When Daou told his family he was going to sell his shares in Daou Systems and buy a vineyard they were horrified. “They said: ‘You’re a successful engineer, an executive, and you want to become a farmer?’” Despite, or because of the formidable challenges the family has faced, he brims with confidence (he named a mountain for himself, after all). “When we started our vineyards, we bet everything on a dream – the belief that we can make wines that rival the best in the world. We were willing to risk it all to pursue our passion.”
What was your childhood ambition?
Wanting to following in my father’s footsteps, to be successful in business – specifically in the tech area.
What do you know now that you wished you’d known when you were 21?
That my true calling was to be a winemaker. I did not discover that until I was in my early 40s. As a teenager I wondered about studying winemaking, but I didn’t go that way. France is very hierarchical: if you want to be a winemaker you’re competing with people who have connections everywhere. I wanted to get out of France and be somewhere were I had the opportunity to tap into my potential. But of course I also had a great gift for high-tech – I had the bug.
What exercise do you do?
Tennis, hiking and golf. My handicap used to be 8 but now I’m a 12; I’m 4 to 4.5 in tennis [on the Universal Tennis Ratings (UTR) system]. I’m in Colorado right now where my fiancée and I do two or three hikes a week of six to eight miles. I love it.
What is the character trait you most wish you could change in yourself
I’ve made a few impulsive decisions that I regretted. My first marriage was one, and I’ve been involved in some company purchases and regretted them. A few years ago I traded my Porsche for a Cadillac SUV and two days later realised I’d given up a Porsche for a truck. I’m getting better with age. I’m finally getting married again next year but I’ve taken my time about it. I’ve learned, as the Italians say, that who goes slowly goes very far.
What is the most expensive thing you’ve ever bought (aside from property)?
A Ferrari 488 GTB. I don’t regret that decision at all.
If you could live anywhere, where would it be and why?
I live in paradise right now but if I had to live anywhere else, it would be Tuscany.
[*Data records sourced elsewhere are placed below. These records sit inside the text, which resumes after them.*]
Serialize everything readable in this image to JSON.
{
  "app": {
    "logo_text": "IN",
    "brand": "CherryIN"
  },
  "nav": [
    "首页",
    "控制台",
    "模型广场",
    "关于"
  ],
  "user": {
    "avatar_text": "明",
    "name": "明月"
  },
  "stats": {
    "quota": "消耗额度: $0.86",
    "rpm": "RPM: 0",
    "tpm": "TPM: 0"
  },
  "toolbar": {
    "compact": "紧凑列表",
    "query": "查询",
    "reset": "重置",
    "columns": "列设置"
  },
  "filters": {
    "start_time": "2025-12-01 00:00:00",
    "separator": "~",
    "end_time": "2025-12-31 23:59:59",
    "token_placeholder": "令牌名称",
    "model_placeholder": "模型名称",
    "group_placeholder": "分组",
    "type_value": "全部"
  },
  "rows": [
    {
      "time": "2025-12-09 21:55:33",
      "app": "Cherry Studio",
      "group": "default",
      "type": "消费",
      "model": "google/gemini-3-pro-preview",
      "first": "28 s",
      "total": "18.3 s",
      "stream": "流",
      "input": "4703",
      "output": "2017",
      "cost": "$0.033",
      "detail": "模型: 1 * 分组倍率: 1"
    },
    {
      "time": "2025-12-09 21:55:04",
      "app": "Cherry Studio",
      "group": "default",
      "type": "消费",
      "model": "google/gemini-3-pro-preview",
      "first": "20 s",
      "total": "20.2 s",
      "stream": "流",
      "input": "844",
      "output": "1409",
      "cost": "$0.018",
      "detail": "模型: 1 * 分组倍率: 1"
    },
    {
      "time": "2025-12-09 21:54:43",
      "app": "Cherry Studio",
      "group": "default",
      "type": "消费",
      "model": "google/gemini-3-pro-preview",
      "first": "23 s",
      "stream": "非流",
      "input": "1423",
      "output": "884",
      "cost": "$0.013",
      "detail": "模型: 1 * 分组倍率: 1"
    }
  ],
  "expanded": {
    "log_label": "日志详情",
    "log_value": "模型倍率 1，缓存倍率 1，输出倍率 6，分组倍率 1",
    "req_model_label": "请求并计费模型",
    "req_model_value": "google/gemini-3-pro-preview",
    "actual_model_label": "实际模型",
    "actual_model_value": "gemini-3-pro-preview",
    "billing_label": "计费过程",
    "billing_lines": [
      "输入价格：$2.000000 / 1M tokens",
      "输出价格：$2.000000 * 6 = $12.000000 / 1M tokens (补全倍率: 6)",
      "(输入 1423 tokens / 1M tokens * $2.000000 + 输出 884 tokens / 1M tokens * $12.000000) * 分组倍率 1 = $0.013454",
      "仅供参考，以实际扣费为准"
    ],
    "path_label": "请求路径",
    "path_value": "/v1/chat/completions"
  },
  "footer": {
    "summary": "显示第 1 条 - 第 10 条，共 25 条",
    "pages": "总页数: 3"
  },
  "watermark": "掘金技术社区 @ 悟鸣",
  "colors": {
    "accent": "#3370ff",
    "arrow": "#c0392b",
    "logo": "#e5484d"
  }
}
If you could do any other job what would it be and why?
I would be in a band because I’m happy when I sing (although I can’t sing at all).
What luxury item would you take with you to a desert island?
My Louis Vuitton backpack. I’d fill it with protein bars, ready meals, water, my knife…
What haven’t you yet achieved that you want to?
I want to make a Super-Tuscan. I’ve been looking for a property for three years. I already know where I want to be – the Val d’Orcia; I made an offer two weeks ago and it didn’t work out. It’s likely I’ll be living in Tuscany for four to six months of the year.
If you were king or queen of the world, what’s the first law you would enact?
One to care for those who are hungry, thirsty and homeless.
Who would you invite to your fantasy dinner party?
What’s your guilty pleasure?
What’s your secret talent?
Figuring out ways to solving problems.
When were you happiest?
Growing up in Cannes (France) when my parents were alive.
Who do you most admire?
What’s your greatest regret?
My first marriage, although I love my children.
What time do you go to bed?
9:30 pm. I like to spend two hours thinking of how the day has gone, calming myself down in bed before I go to sleep.
What album, boxset or podcast would you listen to on a night in alone on the sofa?
The nostalgic music I grew up with: Charles Aznavour, Joe Dassin, Julio Iglesias, Gérard Lenorman, Daniel Guichard.
What’s your favourite thing in your wardrobe?
My Gucci or Moncler jackets.
What’s your favourite restaurant?
The French Laundry in Yountville, Napa, and L’Ambroisie in Paris (in fact, I just made a reservation there for November).